"She's bringing Mrs. Garfield!" Grace whispered, horror-stricken.
Up to that time I had not been frightened, for there was nothing to be frightened about; but fear is contagious, and somehow I began to be scared myself.
Mrs. Garfield stood up in front of us with a roll of papers in her hand.
"Young ladies," she began, "I have something very serious to say to you, something which it gives me great pain to say. Your compositions have come in this morning, and your teacher has been surprised at them. She has referred the matter to me. I in my turn have been surprised."
She paused. The room was very, very still.
"I find myself driven to the conclusion that not one of these compositions has been written by a member of this class. They have been written by somebody else. They have been written by an outsider. I demand to know who has written them."

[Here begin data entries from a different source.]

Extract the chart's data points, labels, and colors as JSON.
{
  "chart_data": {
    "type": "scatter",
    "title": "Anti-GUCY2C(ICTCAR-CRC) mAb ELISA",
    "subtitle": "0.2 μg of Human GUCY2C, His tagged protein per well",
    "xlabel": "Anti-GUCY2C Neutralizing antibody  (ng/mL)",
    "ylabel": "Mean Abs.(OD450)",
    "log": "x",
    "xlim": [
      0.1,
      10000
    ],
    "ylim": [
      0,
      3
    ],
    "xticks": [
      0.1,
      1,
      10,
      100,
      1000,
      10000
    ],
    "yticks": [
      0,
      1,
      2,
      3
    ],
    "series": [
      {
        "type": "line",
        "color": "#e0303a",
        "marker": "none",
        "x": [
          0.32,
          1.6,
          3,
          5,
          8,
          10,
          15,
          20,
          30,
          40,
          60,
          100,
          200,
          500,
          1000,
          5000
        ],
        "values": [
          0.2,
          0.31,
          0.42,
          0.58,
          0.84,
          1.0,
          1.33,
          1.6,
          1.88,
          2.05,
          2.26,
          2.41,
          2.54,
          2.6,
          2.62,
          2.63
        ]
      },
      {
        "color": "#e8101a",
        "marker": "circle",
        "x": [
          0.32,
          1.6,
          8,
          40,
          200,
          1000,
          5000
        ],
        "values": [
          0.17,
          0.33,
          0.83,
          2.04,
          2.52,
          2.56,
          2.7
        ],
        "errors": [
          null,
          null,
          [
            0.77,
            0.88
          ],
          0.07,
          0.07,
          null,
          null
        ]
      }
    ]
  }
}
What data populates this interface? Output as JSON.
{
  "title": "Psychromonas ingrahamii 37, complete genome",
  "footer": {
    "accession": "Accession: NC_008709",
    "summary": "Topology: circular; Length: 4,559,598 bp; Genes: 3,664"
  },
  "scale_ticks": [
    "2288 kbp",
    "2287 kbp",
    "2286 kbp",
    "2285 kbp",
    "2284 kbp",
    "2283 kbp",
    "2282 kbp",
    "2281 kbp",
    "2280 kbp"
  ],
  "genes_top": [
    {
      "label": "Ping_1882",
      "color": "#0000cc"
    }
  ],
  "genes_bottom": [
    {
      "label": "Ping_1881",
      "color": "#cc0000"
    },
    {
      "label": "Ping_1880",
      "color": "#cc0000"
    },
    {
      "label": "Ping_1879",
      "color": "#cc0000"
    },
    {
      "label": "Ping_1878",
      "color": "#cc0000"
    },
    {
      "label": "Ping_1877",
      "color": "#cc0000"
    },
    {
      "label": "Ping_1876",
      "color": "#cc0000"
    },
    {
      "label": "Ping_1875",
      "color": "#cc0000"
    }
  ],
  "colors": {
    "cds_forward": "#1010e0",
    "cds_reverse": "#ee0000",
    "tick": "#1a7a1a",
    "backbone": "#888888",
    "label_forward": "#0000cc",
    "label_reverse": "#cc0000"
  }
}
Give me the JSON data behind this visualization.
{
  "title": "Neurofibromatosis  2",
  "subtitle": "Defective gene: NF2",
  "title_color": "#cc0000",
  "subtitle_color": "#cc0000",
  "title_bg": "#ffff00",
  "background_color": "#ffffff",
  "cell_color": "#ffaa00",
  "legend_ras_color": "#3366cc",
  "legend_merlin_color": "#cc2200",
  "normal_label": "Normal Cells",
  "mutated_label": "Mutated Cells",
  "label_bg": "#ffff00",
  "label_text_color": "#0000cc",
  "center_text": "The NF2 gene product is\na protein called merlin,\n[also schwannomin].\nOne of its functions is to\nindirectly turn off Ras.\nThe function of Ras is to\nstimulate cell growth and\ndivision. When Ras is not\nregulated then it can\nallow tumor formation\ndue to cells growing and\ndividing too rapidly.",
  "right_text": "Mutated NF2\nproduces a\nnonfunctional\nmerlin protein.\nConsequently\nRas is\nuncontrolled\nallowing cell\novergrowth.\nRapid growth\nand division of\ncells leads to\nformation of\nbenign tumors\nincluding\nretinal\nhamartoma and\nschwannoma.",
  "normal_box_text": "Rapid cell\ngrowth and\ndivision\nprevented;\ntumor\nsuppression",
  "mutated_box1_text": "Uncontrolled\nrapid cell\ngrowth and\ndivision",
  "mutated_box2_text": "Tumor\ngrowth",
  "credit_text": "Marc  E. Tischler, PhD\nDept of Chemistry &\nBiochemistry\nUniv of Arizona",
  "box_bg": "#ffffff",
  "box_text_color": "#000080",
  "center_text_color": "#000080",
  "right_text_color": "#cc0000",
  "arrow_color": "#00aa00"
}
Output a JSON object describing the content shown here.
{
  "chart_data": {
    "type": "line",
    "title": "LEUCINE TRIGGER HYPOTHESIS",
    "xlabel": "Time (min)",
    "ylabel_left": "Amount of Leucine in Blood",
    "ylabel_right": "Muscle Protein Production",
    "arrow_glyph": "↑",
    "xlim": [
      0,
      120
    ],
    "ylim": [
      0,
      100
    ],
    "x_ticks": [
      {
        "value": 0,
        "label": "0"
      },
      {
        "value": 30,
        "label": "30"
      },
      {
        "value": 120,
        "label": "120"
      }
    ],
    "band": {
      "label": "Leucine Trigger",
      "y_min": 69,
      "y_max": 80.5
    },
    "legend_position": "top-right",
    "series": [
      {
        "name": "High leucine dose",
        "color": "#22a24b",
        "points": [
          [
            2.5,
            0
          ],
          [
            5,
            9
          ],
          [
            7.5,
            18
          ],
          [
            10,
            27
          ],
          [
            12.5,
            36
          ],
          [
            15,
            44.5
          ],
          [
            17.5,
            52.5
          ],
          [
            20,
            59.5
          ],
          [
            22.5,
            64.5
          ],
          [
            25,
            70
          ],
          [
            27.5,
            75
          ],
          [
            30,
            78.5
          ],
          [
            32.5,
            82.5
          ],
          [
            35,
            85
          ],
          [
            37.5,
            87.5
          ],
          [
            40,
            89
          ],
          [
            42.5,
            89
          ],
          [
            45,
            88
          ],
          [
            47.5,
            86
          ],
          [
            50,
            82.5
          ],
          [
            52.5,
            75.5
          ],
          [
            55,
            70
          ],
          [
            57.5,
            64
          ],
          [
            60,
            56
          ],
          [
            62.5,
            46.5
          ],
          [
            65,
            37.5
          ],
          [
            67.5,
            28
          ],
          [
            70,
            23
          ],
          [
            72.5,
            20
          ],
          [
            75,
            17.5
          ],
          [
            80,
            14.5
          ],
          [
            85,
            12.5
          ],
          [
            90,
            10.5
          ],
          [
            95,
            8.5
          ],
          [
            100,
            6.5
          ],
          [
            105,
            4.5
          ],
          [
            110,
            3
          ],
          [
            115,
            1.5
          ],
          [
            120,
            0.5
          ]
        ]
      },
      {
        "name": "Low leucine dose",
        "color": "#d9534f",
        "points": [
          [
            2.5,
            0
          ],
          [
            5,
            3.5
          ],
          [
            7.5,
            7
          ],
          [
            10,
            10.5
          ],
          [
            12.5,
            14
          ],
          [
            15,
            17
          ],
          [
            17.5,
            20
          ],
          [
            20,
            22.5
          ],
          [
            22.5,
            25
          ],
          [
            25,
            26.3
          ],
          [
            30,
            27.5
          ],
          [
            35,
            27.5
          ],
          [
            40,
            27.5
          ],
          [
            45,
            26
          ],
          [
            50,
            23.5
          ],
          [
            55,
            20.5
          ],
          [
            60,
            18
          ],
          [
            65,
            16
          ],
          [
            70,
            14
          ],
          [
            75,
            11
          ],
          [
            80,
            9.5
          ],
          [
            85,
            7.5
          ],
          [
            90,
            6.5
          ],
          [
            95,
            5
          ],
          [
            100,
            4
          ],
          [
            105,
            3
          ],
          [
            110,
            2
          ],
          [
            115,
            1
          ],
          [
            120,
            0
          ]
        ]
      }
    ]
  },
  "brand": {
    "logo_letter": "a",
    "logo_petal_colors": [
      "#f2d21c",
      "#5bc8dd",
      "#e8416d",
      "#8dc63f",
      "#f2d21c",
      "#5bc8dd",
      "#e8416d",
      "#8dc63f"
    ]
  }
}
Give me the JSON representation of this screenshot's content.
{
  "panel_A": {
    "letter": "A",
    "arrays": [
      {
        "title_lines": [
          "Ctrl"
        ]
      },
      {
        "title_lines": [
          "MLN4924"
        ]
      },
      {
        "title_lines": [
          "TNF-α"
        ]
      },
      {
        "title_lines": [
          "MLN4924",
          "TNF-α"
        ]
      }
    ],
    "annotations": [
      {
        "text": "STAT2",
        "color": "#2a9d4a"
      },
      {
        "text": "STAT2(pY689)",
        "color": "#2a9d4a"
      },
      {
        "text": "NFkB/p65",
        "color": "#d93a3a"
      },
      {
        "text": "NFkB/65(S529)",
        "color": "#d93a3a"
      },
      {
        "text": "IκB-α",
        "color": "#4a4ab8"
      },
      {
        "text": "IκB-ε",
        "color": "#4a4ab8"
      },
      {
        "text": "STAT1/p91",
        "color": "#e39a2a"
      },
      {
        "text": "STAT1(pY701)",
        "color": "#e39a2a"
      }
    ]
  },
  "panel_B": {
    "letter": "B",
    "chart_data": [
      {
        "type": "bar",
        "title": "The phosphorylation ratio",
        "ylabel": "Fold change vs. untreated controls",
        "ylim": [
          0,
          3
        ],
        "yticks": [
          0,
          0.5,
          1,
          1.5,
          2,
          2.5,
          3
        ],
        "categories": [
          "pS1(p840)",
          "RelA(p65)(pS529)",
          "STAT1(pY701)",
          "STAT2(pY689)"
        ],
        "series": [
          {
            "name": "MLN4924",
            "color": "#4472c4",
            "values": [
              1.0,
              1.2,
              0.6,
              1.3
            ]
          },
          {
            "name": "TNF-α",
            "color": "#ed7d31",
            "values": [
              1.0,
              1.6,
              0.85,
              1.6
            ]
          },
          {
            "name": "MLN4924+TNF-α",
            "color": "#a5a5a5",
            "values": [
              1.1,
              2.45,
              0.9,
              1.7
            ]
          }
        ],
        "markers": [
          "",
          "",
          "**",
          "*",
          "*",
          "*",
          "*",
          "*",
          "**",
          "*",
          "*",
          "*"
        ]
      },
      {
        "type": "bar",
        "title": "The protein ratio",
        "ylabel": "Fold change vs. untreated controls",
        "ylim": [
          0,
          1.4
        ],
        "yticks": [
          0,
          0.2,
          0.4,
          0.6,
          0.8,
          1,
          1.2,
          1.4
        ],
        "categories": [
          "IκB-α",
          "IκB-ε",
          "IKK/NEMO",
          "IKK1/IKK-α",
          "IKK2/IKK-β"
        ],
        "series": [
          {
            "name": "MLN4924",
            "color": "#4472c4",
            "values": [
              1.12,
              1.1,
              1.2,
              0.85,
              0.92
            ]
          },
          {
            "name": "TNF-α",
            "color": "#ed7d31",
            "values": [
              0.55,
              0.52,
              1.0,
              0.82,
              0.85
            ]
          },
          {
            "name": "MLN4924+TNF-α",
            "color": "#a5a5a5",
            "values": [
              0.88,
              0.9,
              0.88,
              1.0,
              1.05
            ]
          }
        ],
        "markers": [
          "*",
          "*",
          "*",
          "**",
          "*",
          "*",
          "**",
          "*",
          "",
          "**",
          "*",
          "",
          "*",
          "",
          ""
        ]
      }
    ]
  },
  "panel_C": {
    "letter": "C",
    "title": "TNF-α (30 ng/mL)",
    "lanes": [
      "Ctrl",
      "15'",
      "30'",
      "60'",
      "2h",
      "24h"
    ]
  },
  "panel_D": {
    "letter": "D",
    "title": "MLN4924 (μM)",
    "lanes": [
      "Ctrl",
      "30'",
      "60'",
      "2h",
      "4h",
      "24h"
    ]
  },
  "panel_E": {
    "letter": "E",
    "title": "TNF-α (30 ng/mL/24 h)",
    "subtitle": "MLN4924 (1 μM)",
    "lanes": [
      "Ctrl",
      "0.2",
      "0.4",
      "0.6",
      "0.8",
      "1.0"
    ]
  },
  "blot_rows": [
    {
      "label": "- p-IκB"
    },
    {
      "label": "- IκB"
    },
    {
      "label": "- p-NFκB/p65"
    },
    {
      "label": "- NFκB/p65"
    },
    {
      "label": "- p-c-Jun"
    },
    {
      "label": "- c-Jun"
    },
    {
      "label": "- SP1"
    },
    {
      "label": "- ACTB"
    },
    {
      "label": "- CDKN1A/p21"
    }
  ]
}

I felt very funny inside my breast. My eyes were full of tears. I looked at Mrs. Garfield standing up there, very severe, and somewhat angry, and at Miss Lucy beside her, with a bewildered expression. I looked at rows of pale little girls at their desks. I looked at Grace. Oh, it was cruel, cruel! They had never told me that I was doing wrong. I had loved them so, and given them my best, and they had all betrayed me! Even Grace! Then I thought of "The Beauty of Truth." I rose up from my seat.
"I did it, Mrs. Garfield," I confessed, brokenly. "I wrote them myself."
Then I cried, my heart breaking inside of me.
There was a rustle at the next desk.